A Stainless Steel Streamliner
A new era in rail travel in Canada began April 24, 1955. The Canadian Pacific Railway introduced The Canadian, an “ultra-modern, lightweight, highly attractive stainless-steel streamlined train.” The train would offer the world’s longest dome ride: 2,881.2 miles. (4,637 k/m).
Postwar Canada believed passenger train travel had a healthy future, so Canadian Pacific met the demand by introducing this fancy new service. There were two dome cars (there should have been more), a handsome dining car with excellent food, and a variety of sleeping arrangements: roomettes, double bedrooms, a drawing room, berths and more.
The last car of each train-known as the Park car-became the most well known. The car had a rounded-end observation lounge, a beverage room with the dome level above it, and first class sleeping space made up of a large drawing room and two bedrooms. Each car was named for a National or Provincial Park. The beverage room featured original murals by Canadian artists, some of whom were members of the Group of Seven. The example shown here is titled Eutsuk Lake. Painted by Edward John Hughes, it graced the wall of the car Tweedsmuir Park, named for the BC Provincial Park where you would find Eutsuk Lake.
The Canadian was faster than the existing Dominion service: Running time from Vancouver to Montreal was just over 71 hours. The Dominion, which continued running until 1966, made many more stops, taking almost 85 hours.
Engineer R.J. McQuarrie pulled his 14-car train out of the CPR’s Cordova Street station at 8:00 p.m. Sunday, April 24. There were just over 300 passengers aboard, and a crew of 22. At 1:00 p.m. Montreal time on the same day the westbound Canadian left for Vancouver. (There could be as many as six Canadians in service at once.)

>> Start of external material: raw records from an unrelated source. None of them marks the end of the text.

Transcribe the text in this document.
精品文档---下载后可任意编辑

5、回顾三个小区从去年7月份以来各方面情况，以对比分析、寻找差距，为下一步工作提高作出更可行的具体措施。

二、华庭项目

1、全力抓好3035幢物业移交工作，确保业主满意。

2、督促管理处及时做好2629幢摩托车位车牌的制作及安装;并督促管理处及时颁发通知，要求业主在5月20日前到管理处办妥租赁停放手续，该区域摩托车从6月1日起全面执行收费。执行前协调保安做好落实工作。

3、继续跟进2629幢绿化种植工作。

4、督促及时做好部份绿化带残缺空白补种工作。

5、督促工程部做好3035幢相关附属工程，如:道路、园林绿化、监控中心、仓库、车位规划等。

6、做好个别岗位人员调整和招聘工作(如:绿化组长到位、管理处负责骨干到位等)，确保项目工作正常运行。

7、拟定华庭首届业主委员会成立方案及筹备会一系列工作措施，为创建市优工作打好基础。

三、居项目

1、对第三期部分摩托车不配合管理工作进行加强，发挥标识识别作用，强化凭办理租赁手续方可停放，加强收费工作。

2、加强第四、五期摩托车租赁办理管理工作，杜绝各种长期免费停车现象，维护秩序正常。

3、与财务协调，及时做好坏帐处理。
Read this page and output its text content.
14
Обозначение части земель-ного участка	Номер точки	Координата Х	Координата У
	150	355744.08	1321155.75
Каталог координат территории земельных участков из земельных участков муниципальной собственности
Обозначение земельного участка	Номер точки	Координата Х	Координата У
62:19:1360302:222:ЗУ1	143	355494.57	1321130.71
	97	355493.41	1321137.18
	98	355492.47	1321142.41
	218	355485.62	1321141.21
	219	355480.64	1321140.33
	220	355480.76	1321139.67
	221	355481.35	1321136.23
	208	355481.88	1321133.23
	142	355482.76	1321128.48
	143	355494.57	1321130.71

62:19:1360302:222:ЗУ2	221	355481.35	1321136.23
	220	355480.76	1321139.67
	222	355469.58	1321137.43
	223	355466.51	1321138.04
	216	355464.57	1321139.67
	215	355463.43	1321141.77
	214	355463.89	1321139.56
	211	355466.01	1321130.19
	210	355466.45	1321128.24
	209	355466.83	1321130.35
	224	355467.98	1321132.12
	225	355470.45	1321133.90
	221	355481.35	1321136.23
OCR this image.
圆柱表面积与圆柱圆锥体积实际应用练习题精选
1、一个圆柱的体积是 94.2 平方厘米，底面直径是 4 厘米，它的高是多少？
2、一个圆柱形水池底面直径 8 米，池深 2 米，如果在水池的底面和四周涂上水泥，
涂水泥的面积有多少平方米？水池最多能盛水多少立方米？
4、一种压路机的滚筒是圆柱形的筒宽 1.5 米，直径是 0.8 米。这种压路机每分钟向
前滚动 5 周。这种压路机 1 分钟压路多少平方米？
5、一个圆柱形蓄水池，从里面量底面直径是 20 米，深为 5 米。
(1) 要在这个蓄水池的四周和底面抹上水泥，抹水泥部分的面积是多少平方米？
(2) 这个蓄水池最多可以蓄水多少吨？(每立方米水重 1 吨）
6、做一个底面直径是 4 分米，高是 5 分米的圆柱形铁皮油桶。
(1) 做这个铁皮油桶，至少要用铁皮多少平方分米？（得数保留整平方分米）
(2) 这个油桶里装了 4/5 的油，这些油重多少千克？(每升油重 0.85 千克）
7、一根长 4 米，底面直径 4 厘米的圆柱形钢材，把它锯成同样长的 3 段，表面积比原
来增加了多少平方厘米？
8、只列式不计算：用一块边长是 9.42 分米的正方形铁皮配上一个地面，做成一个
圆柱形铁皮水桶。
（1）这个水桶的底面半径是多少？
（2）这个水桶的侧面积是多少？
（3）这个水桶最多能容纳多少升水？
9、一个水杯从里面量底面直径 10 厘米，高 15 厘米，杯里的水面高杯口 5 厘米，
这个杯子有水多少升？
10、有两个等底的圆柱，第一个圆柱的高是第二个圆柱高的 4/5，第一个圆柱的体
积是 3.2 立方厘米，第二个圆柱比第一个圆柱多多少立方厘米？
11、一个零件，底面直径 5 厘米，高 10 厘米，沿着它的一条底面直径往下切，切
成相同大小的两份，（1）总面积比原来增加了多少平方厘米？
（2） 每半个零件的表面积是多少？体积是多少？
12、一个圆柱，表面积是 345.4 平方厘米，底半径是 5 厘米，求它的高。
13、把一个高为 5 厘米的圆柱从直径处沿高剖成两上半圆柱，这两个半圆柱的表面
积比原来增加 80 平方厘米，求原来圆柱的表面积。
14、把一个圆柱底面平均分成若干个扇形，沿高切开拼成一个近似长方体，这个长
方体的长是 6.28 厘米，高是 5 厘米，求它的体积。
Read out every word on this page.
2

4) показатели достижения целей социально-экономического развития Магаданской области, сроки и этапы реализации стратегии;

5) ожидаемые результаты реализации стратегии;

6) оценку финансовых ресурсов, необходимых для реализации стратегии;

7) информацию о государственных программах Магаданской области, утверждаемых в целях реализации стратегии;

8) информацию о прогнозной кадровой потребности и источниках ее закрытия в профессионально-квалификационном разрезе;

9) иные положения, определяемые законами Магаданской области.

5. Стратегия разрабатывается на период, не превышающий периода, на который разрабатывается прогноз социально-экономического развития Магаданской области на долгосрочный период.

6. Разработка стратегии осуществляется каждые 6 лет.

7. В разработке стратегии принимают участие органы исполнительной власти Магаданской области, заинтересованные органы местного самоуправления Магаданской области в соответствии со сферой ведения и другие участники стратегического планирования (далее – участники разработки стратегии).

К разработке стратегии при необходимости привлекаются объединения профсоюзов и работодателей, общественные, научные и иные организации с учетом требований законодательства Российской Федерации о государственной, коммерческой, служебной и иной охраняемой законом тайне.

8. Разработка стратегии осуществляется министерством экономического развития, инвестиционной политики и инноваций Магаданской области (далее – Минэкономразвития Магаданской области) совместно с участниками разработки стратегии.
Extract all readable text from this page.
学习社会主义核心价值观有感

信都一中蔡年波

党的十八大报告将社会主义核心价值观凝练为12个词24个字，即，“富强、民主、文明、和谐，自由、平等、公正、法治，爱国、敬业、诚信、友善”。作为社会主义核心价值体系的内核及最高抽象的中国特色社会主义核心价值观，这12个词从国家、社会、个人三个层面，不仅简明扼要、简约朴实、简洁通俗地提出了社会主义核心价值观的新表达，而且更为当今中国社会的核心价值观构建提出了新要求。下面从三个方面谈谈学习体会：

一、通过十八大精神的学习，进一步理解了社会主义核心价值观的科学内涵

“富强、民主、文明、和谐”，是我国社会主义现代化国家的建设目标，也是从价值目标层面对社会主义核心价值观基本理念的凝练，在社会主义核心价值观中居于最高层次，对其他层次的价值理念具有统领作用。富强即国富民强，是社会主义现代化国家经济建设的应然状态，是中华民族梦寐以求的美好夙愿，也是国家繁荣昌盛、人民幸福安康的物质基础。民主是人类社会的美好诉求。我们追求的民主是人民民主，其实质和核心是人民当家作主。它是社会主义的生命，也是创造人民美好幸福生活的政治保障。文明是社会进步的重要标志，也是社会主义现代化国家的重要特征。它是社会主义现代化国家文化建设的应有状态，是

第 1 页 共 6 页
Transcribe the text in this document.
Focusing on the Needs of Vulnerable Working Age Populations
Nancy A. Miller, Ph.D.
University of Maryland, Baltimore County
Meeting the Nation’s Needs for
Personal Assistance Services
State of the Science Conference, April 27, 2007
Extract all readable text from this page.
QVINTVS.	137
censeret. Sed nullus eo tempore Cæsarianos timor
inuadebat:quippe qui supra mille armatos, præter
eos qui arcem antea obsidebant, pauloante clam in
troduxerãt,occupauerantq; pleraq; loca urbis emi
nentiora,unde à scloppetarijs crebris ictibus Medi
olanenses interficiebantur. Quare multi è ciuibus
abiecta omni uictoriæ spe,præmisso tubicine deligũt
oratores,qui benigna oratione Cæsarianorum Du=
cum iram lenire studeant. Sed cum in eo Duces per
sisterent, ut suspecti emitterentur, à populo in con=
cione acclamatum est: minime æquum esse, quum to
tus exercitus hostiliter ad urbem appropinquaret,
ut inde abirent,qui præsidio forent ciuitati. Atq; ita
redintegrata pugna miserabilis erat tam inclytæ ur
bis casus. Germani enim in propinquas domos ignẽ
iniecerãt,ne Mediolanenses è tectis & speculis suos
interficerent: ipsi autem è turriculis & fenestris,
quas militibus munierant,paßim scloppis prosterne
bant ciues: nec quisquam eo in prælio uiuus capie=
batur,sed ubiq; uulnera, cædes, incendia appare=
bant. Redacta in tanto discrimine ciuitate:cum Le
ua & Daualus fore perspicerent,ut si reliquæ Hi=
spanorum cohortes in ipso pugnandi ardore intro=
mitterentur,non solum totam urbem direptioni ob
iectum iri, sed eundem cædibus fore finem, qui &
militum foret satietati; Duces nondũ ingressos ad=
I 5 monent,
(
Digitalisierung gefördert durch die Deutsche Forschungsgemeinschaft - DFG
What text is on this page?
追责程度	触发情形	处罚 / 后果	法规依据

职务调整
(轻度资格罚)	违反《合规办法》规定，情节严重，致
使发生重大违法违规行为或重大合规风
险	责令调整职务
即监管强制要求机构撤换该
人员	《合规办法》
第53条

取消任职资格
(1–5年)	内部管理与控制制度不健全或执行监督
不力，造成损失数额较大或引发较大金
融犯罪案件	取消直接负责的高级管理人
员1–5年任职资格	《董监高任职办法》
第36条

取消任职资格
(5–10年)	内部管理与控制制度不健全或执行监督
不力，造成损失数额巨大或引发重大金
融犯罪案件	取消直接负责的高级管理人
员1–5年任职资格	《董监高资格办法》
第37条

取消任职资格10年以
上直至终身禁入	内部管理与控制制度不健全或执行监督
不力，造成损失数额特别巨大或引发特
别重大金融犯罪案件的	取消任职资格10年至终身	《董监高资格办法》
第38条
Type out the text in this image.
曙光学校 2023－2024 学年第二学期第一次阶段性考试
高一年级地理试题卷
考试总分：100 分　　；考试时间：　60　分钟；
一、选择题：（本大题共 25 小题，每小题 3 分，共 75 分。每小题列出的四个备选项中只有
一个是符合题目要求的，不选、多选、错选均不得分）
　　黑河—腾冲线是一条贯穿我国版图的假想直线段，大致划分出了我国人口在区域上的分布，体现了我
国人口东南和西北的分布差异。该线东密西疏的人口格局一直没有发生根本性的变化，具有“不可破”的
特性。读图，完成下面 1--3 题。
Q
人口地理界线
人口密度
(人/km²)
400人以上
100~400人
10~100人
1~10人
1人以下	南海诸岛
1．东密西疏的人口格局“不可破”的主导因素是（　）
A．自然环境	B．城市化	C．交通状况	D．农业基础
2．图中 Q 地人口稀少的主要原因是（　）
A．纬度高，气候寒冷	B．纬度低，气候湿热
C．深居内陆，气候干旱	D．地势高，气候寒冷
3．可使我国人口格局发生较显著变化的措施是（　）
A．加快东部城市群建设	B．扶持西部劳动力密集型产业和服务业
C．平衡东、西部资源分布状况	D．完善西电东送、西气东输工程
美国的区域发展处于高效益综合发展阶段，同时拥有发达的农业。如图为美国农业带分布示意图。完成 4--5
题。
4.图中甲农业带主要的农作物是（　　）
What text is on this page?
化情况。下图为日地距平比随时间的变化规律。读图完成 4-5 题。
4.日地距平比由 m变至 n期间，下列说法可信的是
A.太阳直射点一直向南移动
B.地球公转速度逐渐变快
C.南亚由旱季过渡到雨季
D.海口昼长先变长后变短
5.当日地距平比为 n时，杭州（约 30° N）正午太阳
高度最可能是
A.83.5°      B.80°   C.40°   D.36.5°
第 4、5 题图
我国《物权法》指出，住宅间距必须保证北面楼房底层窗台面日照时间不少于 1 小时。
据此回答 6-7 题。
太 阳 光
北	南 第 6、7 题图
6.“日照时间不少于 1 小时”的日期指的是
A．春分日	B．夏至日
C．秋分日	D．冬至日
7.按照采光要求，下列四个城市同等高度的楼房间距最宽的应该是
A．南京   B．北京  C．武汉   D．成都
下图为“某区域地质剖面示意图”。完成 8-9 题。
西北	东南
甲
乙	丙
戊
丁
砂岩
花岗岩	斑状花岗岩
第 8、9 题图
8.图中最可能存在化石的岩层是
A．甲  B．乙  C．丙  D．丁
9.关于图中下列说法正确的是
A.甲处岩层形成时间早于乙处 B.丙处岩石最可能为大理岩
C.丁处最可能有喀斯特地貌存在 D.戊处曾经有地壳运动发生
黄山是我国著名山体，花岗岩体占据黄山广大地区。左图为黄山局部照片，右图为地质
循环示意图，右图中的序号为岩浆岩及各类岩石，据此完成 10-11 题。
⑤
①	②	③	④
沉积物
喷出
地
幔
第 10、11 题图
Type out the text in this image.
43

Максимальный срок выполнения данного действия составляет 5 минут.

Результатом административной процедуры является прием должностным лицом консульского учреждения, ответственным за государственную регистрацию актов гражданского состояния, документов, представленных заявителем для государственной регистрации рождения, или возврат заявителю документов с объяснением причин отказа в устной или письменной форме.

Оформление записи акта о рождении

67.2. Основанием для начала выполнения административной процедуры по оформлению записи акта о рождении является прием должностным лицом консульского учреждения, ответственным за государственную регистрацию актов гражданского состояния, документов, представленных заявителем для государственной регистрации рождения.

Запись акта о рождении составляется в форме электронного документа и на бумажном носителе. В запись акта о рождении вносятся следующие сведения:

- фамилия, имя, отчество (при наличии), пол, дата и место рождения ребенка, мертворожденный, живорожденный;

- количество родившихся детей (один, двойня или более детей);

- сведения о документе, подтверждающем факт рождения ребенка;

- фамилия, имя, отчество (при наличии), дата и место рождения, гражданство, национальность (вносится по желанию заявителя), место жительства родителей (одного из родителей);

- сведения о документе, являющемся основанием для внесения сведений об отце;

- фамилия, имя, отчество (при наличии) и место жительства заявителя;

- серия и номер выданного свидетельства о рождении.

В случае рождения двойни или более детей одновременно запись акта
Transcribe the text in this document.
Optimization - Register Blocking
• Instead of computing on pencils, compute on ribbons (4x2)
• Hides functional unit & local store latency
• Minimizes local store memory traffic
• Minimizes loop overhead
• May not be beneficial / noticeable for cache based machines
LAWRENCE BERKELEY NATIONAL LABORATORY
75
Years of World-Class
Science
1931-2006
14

The Canadian was known for the fine food served in its dining cars. For breakfast, scrambled eggs cost 75 cents, a pot of coffee was 30 cents. For lunch or dinner you could have a sirloin steak ($3), and a great apple pie for dessert (30 cents.)
Not until I talked to train buff extraordinaire Jim McGraw did I learn of the CPR’s “ice breakers.” You can plainly see them in many of the photographs in a 1986 book called The Canadian, by James W. Kerr. They’re stiff metal projections sticking up from the roofs of the railway’s locomotives, designed to knock off icicles that formed on the ceilings of the line’s many tunnels! That feature was necessary to protect the forward-facing windows of the dome cars.
Ironically, the Canadian‘s sleek stainless-steel cars had been inspired by an American train, the California Zephyr, and were built by an American firm, the Budd Company of Philadelphia. Many of the components, however, were made in Canada. (The cars were very well built: “Amazingly,” says Jim McGraw, “the stainless steel cars built by Budd in 1953 and 1954 for Canadian Pacific Railway, are still running off the miles more than 50 years later!”)
The Canadian was responsible for a spike in the number of train travellers, but, sadly, it was short-lived. Today, VIA Rail-which took over the service in 1978-runs the Canadian just three times a week (and on CN rails). And a trip that cost $77.85 in April of 1955 (one-way coach Vancouver to Montreal), when the average weekly wage in Canada was $61, will set you back about $730 today.
The average weekly wage in B.C. for a 40-hour work week these days is $780. So in 1955 it would have cost you somewhat more than a week’s wages to make that journey, somewhat less to make it today. All aboard!